Mais notre opposition va bien au-delà de la procédure. À partir du moment où des investisseurs extérieurs acquièrent des parts de propriété dans les compétitions de la FIFA, le football change pour toujours. Le profit commercial devient une obligation permanente. Les attentes des investisseurs deviennent une pression quotidienne. À partir de ce moment-là, chaque décision sur le calendrier international, chaque décision sur les formats des compétitions et chaque décision qui façonne l’avenir du football n’est plus guidée par ce qui sert le mieux le jeu, mais par ce qui sert le mieux les actionnaires.

Ce modèle n’a pas sa place dans le football mondial. L’avenir du football ne peut pas être dicté par les attentes de ceux dont le premier devoir est de maximiser le profit financier. Les intérêts des fédérations nationales, des ligues, des clubs, des joueurs et des supporters ne peuvent pas non plus être subordonnés aux profits des investisseurs. Le football ne peut pas hypothéquer son avenir pour un gain financier.

La position de l’Europe est claire. Nous ne donnerons jamais de légitimité à ce modèle. Personne n’a l’autorité morale de vendre ce qu’il détient en dépôt pour la prochaine génération. À la suite de la discussion d’aujourd’hui, aucune sélection nationale de l’UEFA ne participera à quelque compétition de la FIFA que ce soit tant que ces propositions resteront sur la table, à moins qu’elles ne soient abandonnées dans leur intégralité et que soient fournies des garanties contraignantes selon lesquelles la FIFA n’ouvrira plus jamais sa gouvernance ou ses compétitions à la propriété privée.

Que personne n’ait de doute : l’UEFA et ses fédérations nationales s’opposeront à ces plans avec une détermination absolue.

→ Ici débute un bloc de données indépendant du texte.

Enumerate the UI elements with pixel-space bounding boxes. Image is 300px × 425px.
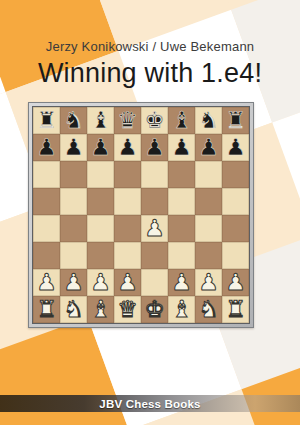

Il y a des moments où les institutions ne sont pas jugées sur ce qu’elles sont disposées à accepter, mais sur ce qu’elles refusent de compromettre. C’en est un. Certaines choses sont tout simplement trop importantes pour être vendues. La Coupe du monde de la FIFA appartient au football. Elle lui appartient pour toujours. Et tant que l’Europe aura son mot à dire, elle ne sera jamais à vendre.», peut-on lire.